Cost and Insurance

Hospitals & Locations > TriHealth Weight Management

There are several ways to pay for weight loss surgery at Good Samaritan Hospital:

  • We accept most insurance plans
  • As a Bariatric Surgery center of Excellence, we are a provider for Medicare patients seeking bariatric surgery
  • Self-pay options are available for patients whose insurance companies list bariatric surgery as an exclusion. You can reach the financial counselor at Good Samaritan Hospital at 513 862 4185 to learn more.

Key Steps for Coverage

The best chance for obtaining approval for insurance coverage comes from working together with your surgeon and other experts. First, several things are required before you submit your request to insurance. In addition, here are some of the key steps you should take to obtain insurance coverage for weight loss surgery:

  • Read and understand the “certificate of coverage” that your insurance company is required by law to give you. If you do not have one, consult your company’s benefits administrator or ask your insurance company directly.
  • You may be required to start with your primary care physician. In some cases, he or she is the only one you can ask for a referral to a qualified bariatric surgeon. Even if you are not required to get a referral, it is a good idea to have the support of your primary care physician.
  • Before visiting the bariatric surgeon, organize your medical records, including your history of dieting efforts. They will be valuable documents to have at every stage of the approval process.
  • Document every visit you make to a healthcare professional for obesity-related issues or visits to supervised weight loss programs. Document “other” weight loss attempts made through diet centers and fitness club memberships. Keep good records, including receipts.
  • If your surgeon recommends weight loss surgery, he or she will prepare a letter to obtain pre-authorization from your insurance company. The goal of this letter is to establish the “medical necessity” of weight loss surgery and gain approval for the procedure.

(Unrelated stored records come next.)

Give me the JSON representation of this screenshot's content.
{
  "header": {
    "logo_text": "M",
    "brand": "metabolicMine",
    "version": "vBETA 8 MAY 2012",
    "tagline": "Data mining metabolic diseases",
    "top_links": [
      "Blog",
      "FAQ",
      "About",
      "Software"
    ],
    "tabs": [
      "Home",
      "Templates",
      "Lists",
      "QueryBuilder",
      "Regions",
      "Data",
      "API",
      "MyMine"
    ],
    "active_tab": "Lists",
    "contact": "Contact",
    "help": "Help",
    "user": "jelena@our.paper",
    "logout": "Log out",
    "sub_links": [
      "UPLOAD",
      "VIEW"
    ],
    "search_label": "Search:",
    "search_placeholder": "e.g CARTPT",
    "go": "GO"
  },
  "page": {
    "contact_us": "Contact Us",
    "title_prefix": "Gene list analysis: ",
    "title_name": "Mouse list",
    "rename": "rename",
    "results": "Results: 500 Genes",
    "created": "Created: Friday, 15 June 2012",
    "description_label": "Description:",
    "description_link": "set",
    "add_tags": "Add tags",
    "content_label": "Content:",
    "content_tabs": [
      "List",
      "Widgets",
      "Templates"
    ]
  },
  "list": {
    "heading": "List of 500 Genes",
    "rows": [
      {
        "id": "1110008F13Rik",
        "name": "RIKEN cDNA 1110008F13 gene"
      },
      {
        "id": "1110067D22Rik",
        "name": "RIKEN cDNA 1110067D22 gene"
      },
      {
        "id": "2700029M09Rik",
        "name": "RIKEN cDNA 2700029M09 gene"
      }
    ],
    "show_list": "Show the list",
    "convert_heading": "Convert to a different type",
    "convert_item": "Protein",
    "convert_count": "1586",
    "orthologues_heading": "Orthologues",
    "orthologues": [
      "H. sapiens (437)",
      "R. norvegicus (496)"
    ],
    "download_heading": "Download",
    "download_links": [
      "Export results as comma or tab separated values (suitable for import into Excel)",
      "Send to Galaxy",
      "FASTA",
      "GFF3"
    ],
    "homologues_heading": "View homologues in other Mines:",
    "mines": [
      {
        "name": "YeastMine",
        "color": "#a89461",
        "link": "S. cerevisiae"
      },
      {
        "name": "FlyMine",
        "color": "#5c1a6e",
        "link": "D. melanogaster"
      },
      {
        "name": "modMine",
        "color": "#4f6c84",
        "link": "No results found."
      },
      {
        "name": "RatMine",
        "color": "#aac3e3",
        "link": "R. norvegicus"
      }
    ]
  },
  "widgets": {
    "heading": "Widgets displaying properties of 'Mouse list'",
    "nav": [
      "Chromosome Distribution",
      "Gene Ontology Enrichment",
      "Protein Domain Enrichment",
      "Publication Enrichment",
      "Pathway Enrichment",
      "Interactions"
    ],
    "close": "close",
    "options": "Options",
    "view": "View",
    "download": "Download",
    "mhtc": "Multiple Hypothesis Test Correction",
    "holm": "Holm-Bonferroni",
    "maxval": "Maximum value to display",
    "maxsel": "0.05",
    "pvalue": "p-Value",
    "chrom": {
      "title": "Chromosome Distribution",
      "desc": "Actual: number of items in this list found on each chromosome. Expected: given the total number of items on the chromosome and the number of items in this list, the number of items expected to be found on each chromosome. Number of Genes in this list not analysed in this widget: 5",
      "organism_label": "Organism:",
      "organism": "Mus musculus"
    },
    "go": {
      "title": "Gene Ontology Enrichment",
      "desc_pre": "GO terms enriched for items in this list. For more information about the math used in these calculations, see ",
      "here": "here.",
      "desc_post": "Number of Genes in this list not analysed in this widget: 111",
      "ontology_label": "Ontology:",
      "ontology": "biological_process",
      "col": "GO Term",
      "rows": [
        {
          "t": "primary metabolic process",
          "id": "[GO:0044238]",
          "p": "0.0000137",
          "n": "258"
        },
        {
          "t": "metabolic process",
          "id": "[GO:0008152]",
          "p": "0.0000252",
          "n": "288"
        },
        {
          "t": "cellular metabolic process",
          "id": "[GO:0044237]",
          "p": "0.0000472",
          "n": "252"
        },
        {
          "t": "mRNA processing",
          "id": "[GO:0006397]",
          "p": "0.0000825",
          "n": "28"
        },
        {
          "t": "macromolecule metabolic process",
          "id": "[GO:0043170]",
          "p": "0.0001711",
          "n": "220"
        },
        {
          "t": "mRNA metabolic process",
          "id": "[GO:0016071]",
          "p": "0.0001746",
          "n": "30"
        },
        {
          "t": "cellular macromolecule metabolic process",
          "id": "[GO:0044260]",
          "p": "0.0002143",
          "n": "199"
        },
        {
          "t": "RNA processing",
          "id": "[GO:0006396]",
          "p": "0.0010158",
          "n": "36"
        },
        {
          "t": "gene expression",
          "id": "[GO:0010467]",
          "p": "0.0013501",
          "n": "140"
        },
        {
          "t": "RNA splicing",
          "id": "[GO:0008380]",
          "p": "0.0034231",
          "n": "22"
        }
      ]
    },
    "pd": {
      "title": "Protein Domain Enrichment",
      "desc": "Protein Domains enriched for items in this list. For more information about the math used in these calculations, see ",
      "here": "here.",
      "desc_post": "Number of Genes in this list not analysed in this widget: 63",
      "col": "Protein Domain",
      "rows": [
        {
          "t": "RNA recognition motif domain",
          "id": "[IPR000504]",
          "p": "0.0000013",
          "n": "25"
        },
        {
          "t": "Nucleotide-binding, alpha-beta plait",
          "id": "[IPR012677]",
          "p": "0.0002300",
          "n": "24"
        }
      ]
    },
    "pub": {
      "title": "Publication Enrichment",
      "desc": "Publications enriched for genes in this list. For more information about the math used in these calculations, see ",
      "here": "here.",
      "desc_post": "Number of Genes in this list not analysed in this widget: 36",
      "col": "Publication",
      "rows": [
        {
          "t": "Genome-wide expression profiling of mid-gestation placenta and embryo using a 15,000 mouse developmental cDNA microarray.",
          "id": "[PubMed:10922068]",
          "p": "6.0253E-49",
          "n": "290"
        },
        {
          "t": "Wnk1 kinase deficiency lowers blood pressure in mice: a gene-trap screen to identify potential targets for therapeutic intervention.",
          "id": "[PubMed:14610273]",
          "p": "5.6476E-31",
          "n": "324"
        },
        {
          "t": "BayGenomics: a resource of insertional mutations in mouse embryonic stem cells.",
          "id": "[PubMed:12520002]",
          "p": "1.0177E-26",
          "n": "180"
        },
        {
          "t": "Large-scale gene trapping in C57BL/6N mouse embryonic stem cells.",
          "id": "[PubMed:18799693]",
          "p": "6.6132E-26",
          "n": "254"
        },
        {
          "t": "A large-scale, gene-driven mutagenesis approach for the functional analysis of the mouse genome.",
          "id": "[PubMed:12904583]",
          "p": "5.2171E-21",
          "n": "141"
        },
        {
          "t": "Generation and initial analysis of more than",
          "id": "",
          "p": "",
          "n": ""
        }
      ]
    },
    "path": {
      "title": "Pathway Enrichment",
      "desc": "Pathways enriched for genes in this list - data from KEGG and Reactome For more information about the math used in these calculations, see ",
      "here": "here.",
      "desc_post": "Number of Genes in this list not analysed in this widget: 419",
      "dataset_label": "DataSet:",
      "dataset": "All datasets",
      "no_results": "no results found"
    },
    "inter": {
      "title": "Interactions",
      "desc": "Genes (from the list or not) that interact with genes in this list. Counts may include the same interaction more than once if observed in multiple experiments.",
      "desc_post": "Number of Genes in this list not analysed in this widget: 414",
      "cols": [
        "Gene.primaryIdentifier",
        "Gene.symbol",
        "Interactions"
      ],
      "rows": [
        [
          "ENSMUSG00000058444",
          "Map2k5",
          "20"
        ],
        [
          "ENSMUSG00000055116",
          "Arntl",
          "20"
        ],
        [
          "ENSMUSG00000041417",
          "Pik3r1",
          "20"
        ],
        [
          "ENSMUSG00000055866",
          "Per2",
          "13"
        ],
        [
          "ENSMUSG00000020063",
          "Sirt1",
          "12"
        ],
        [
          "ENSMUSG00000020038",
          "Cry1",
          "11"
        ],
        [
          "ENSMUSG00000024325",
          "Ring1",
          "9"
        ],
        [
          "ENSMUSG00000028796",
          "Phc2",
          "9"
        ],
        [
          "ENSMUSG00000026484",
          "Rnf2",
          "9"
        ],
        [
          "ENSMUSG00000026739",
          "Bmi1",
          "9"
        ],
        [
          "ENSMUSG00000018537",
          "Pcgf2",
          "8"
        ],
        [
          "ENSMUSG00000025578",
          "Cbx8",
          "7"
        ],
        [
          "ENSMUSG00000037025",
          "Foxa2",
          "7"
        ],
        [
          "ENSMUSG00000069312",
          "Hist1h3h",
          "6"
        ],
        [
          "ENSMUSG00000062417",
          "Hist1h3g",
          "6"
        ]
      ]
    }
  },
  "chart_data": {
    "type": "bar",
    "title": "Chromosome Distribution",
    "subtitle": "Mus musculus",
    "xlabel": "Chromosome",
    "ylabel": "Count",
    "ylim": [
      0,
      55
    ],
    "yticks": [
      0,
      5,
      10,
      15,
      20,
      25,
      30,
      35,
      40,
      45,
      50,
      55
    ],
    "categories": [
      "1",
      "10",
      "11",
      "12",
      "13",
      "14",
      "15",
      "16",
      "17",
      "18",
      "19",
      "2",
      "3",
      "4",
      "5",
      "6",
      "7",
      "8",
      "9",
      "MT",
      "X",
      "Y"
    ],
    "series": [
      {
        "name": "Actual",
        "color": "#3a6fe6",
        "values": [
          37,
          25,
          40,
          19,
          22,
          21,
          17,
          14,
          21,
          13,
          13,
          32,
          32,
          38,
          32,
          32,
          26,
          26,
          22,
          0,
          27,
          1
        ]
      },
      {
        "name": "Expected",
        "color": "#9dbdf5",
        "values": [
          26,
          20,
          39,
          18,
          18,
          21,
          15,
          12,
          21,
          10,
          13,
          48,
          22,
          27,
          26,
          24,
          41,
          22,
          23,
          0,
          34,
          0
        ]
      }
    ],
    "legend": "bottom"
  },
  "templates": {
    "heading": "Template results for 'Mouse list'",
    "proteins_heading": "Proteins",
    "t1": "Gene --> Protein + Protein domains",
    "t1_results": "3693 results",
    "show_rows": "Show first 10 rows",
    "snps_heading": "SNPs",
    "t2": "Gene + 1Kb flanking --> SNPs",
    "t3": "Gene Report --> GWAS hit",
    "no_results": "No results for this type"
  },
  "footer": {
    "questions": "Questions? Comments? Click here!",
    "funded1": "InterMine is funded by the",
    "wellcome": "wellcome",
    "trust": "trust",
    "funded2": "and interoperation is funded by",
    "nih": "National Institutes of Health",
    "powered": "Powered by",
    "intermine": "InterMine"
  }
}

Thirty days is the standard time for an insurance provider to respond to your request. You should initiate a follow-up if you have not heard from your insurance company in that time.  

Before submitting request

Prior to submitting a request to your insurance carrier for approval, you will need to complete the following screening requirements:

  • Call to schedule a seminar appointment or view our online webinar
  • Meet with a bariatric surgeon
  • Complete behavioral health evaluation.
  • Attend a nutrition education class.
  • Attend an exercise class – an overview of the importance of exercise in the pre- and post-operative phases.
  • Attend a support group meeting. (See our  calendar for upcoming dates).

Financial Assistance for Bariatric Surgery

TriHealth provides eligible patients with partially or fully discounted medically necessary acute hospital services, whether emergent, inpatient, or outpatient. Patients seeking financial assistance must complete a Financial Assistance Policy Application and be approved to receive these discounts.